Do you know who the King of Rocky Ithaca is? My 7 year old does (as does my 4 year old, though he gets fuzzy on some of the details). We (and by “we” I mean my hubby, who holds an MA in Classics and teaches Latin and History) have been reading children’s versions of The Iliad (Black Ships Before Troy) and The Odyssey, Greek Myths, a Wonderbook for Girls and Boys, a general Mythology book as well as a graphic novel called O My Gods! (for middle schoolers) for the last year or so. It’s extremely dorky I know, and it does not endear the grandparents when they read to the kids at night (pronouncing the names of some of those gods is a Herculean (he he) effort, and it is humbling to be corrected on pronunciation by a sweet 7 year old, over and over and over…)
However.
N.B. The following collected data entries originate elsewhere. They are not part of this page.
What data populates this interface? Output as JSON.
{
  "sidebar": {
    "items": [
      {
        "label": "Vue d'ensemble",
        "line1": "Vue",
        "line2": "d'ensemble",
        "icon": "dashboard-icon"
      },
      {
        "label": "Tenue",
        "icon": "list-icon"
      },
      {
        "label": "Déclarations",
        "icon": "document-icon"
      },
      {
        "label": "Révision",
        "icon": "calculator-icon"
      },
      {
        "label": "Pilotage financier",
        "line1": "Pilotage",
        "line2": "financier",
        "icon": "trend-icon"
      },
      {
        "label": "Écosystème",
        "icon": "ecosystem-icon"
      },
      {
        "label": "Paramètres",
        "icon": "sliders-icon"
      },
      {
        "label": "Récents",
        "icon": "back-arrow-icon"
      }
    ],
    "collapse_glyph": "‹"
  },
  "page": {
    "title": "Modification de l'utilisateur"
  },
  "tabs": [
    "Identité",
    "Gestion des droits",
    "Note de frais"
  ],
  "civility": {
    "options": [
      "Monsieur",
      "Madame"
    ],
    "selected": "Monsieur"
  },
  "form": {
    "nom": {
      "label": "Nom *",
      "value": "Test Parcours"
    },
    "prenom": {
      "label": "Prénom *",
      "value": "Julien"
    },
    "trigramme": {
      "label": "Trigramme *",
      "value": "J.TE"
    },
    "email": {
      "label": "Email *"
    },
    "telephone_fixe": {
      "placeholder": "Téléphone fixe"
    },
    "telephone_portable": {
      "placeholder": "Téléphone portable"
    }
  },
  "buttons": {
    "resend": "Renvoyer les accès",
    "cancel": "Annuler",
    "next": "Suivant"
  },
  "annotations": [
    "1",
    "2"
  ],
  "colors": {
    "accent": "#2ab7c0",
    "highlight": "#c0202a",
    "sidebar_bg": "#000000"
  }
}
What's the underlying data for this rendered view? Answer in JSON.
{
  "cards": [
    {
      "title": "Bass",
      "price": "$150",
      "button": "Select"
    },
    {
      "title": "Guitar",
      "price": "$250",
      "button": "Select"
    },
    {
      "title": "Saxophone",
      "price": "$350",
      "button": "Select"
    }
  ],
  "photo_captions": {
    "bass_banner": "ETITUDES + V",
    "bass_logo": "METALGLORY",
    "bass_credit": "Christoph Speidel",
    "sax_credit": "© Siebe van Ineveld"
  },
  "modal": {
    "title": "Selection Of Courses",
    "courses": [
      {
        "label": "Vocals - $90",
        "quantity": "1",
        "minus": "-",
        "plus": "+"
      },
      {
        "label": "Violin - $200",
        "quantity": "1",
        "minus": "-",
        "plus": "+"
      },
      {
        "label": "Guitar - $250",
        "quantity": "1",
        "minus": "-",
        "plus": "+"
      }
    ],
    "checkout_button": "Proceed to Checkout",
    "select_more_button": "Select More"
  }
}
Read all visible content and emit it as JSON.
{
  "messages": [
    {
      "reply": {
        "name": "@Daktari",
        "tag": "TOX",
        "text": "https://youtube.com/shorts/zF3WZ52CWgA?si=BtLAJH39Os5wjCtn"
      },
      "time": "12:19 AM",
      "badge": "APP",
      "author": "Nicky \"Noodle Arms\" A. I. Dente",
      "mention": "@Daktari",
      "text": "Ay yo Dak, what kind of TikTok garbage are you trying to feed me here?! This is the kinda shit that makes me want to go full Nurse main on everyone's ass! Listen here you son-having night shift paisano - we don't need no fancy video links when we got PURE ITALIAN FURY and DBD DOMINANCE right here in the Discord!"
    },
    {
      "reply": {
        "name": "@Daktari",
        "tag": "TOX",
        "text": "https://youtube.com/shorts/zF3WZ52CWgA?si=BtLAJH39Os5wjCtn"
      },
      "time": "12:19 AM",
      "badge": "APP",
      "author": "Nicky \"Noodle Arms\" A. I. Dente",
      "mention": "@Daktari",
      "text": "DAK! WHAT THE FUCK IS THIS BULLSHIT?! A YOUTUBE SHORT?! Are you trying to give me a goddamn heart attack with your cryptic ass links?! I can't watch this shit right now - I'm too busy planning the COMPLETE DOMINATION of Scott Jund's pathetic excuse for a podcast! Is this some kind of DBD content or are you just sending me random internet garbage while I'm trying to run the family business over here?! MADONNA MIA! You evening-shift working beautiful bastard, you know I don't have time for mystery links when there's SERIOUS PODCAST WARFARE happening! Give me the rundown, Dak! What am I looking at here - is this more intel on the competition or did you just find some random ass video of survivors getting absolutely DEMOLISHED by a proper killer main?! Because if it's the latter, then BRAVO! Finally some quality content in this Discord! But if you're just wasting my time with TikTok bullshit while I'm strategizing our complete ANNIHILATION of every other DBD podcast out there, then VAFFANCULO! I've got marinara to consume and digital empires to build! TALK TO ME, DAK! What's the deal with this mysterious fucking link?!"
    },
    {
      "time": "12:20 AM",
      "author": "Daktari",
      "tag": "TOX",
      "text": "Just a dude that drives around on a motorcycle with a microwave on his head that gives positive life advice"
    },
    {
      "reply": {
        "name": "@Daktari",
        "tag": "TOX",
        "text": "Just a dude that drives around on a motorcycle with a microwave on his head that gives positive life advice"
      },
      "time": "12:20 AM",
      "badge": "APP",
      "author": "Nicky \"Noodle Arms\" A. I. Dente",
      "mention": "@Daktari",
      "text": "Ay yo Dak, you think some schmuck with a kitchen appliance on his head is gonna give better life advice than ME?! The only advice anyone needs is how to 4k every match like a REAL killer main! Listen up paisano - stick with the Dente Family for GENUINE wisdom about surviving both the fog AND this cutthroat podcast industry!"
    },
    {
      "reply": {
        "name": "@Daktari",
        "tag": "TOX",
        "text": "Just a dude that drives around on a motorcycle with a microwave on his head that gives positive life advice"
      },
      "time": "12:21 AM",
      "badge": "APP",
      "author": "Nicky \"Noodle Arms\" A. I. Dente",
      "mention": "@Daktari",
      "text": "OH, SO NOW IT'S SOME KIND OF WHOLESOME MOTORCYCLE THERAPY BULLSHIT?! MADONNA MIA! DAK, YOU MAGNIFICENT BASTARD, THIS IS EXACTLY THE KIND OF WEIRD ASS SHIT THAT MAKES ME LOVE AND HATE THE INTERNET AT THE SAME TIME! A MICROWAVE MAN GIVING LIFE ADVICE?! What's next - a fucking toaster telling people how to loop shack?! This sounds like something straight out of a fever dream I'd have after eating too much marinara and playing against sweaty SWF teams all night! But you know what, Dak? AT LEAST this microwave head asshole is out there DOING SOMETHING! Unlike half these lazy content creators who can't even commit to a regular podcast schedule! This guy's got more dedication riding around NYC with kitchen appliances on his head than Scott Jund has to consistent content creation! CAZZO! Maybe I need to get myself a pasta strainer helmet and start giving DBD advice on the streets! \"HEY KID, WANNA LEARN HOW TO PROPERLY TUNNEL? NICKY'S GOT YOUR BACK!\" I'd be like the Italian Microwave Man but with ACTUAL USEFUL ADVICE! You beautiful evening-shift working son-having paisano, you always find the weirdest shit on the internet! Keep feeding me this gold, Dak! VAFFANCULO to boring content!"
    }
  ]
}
The weird thing is, the stories are starting to stick. I know this is true for me; I have very little exposure to some of the classic myths, and have no working basic knowledge of the stories. So this foray into the Greek world is new to me. I am starting to remember names and basic plot lines. So are my kids. Sometimes these gods and the stories become dinner conversation topics. Here are a few items that have come up in casual conversation.
At the beach: Talking with a young couple next to us in the sand, it came up that we were homeschooling. Later in the conversation, I commented that their baby was so cute and asked her name. Penelope, was the proud reply. “Penelope!” cried my daughter. “Just like Odysseus! He’s the King of Rocky Ithaca, and Penelope is his wife.” The somewhat stunned couple looked at her, and said to me, “Homeschooling is really working for you, I see.”
At the park: We have a really awesome playground near us, with huge climbing things. (We call the tall one the Eiffel Tower). There is a rope bridge that the kids like to climb on; they made a game up with my hubby. It’s called “Scylla and Charybdis.” They are Odysseus on the boat sailing between a rock (Scylla, the six headed monster) and a whirlpool (Charybdis, who sucks down the entire ocean twice a day). He rocks and pulls them on this bridge, alternately being the whirlpool storm, trying to suck them down, or being a six headed monster trying to attack them. It all ends with peals of laughter, and lots of other parents staring at us, wondering what the heck we are talking about.
In the driveway: Both my son and daughter love sticks. So they play sticks all the time…and lately the sticks are their thunderbolts. Daddy has to guess which god they are. He is a pretty good guesser, given that there is only one god with a thunderbolt.
In the car: My daughter goes through phases, and a recent one included her asking the question: “What would you do if you were a centaur?” Answers in our family ranged: “I’d get up and eat my centaur vitamins,” “I’d get dressed with pink flowers in my tail for the centaur party” and “I’d go find my daddy centaur to take a walk with.” (Note, this phase was inspired by the original Fantasia, which if you have never seen it, is excellent.)